Beaussier Marc, Wendum Dominique, Fouassier Laura, Rey Colette, Barbu Véronique, Lasnier Elisabeth, Lienhart André, Scoazec Jean-Yves, Rosmorduc Olivier, Housset Chantal
INSERM U402, Faculté de Médecine Saint-Antoine, Université Pierre et Marie Curie, 27 rue Chaligny, 75571 Paris Cedex 12, France.
J Hepatol. 2005 Feb;42(2):257-65. doi: 10.1016/j.jhep.2004.10.025.
BACKGROUND/AIMS: A rat model of bile duct ischemia was established and used to examine the potential of bile duct proliferation to provide an adaptative response in cholestatic disorders.
Rats underwent partial or complete arterial deprivation of the liver. Serum biochemical tests, histological analyses and bile secretion measurements were performed at different time points up to 6 weeks after surgery.

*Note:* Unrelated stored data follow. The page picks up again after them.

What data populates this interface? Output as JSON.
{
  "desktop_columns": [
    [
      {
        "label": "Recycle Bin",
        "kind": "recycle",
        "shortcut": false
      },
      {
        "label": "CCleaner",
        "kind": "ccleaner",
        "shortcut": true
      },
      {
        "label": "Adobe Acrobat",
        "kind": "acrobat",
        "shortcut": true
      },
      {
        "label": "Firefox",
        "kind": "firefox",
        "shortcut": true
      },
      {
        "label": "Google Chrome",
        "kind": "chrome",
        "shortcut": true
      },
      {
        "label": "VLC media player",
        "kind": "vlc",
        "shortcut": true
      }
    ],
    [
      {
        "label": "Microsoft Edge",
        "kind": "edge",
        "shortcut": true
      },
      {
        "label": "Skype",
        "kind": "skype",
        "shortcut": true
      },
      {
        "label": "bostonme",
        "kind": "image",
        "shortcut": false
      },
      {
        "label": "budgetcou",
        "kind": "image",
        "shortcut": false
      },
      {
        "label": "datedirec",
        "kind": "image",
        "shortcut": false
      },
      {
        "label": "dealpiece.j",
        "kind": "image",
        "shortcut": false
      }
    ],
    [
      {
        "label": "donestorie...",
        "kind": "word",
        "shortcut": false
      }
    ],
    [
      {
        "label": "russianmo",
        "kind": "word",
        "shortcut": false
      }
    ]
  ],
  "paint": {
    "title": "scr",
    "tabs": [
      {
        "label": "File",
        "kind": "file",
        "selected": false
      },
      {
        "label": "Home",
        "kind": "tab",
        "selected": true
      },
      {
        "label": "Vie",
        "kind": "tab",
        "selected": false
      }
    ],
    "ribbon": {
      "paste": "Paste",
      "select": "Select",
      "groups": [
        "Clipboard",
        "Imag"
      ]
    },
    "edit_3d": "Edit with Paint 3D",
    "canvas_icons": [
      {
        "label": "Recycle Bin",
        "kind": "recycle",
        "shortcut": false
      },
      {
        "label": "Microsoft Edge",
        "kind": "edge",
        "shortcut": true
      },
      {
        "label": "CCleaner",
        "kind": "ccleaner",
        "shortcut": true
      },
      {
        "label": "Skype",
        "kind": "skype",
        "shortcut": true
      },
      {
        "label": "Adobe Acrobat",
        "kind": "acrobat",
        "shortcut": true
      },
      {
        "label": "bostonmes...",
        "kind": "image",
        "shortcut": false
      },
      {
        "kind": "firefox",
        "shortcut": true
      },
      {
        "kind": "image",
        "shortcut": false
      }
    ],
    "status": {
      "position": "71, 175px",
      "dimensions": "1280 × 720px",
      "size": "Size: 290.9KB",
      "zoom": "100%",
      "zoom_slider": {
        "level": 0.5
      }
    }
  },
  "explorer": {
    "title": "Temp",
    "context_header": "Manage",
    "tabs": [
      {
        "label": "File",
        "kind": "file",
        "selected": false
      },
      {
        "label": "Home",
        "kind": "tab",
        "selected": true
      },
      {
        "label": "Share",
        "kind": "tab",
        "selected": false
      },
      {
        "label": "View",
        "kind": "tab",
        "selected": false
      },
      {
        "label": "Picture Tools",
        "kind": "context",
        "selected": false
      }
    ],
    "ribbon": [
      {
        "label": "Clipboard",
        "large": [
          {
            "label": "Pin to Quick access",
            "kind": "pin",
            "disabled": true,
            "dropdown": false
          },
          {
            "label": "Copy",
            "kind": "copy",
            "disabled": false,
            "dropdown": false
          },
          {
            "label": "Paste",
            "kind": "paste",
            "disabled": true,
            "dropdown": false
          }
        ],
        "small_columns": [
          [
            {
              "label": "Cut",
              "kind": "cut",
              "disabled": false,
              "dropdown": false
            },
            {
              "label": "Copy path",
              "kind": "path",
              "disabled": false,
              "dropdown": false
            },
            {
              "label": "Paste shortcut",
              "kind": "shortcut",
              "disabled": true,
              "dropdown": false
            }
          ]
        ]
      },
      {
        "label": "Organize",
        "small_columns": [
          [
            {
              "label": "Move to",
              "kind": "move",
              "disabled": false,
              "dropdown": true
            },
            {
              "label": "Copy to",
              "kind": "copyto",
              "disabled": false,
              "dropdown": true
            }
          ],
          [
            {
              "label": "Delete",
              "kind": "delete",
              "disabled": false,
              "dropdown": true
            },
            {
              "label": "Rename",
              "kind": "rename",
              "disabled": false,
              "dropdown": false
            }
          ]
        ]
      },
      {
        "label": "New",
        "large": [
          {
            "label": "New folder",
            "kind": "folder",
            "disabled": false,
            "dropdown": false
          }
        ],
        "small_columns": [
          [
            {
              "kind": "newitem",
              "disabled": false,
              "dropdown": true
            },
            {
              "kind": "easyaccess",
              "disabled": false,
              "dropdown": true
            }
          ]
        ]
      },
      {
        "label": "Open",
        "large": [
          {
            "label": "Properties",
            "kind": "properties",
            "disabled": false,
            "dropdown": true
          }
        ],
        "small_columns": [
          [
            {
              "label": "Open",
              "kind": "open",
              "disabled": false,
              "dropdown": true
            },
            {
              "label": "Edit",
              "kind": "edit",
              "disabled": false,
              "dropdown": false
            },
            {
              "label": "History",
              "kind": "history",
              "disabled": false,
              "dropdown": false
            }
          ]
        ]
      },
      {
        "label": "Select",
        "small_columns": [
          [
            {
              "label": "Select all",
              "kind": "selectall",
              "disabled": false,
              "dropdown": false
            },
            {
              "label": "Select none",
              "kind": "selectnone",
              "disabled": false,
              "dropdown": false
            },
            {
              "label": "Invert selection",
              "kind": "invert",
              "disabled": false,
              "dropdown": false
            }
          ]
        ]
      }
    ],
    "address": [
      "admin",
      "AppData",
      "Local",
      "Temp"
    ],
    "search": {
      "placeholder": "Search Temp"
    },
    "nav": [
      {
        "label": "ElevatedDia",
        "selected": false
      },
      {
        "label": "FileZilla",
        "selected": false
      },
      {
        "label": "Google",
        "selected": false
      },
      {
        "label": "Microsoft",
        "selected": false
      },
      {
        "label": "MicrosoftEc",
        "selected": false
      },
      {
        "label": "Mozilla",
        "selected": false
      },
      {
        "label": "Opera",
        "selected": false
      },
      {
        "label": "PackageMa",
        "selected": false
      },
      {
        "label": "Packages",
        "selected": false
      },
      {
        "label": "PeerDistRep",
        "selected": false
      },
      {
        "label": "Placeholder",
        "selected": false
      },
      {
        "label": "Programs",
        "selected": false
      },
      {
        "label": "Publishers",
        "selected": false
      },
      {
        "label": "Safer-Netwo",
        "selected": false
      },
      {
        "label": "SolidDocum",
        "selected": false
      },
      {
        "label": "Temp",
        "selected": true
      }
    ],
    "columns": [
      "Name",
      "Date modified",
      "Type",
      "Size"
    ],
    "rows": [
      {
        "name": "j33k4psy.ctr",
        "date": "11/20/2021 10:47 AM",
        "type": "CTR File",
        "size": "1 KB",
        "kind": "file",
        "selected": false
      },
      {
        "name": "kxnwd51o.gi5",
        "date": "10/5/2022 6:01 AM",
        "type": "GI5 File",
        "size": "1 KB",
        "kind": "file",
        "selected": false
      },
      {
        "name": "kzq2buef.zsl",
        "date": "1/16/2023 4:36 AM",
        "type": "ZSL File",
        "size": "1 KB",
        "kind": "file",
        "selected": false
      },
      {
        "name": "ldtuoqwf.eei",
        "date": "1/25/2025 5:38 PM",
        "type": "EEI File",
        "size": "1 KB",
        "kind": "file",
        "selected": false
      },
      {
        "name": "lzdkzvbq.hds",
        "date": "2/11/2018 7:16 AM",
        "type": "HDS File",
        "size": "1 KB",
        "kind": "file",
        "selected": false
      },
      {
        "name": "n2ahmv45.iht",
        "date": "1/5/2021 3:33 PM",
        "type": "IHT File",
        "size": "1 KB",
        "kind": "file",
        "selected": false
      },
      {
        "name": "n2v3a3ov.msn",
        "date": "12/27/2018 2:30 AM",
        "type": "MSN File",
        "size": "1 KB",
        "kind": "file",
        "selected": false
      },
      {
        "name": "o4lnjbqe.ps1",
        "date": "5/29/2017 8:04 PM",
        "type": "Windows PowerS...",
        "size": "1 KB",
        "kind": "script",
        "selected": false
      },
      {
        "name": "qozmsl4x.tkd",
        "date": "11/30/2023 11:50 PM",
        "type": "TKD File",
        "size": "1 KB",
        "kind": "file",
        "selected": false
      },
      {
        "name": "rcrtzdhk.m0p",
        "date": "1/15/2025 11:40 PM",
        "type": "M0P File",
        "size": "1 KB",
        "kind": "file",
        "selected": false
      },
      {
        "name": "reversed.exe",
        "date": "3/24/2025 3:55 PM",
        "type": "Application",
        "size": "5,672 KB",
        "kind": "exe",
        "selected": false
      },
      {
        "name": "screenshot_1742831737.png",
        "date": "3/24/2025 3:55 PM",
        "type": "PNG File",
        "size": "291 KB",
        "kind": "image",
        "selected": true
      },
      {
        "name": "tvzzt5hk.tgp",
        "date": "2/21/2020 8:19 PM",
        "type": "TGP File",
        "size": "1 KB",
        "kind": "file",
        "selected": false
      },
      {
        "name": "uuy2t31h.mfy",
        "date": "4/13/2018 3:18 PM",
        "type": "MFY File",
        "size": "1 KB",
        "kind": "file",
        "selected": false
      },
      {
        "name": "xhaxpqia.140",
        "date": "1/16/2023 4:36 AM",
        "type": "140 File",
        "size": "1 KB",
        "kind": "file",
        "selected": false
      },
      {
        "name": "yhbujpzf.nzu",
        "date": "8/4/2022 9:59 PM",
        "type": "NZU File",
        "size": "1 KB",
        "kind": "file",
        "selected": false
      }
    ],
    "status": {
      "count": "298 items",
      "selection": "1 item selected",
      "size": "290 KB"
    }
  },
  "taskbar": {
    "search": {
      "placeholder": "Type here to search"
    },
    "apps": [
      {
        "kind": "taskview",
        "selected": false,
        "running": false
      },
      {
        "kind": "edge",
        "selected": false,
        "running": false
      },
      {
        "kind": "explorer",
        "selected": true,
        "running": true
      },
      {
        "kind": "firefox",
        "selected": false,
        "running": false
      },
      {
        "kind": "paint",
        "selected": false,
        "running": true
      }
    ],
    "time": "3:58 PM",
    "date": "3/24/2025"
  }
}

Rats developed biochemical signs of cholestasis exclusively after complete arterial deprivation. Within 4h, cholangiocytes in these rats showed morphological signs of cell damage. After 48h, they displayed VEGF expression and became proliferative. The proportion of Ki67-labeled cholangiocytes ( approximately 30%) was similar in interlobular bile ducts and periportal ductules. A ductular reaction made of well-formed bile ducts confined to portal tracts developed within 1 week. Bile flow which was initially decreased, was restored at 3 weeks, while the biochemical signs of cholestasis completely resolved at 6 weeks. At this time, the number of bile duct sections was maximal. Fibrosis intensity was also maximal, although moderate (<F2 METAVIR staging) as assessed by Sirius-red staining morphometry.
In the present model of bile duct ischemia, ductular reaction derives from bile ducts of all anatomical compartments, and provides a poorly fibrogenic functional response to biliary dysfunction.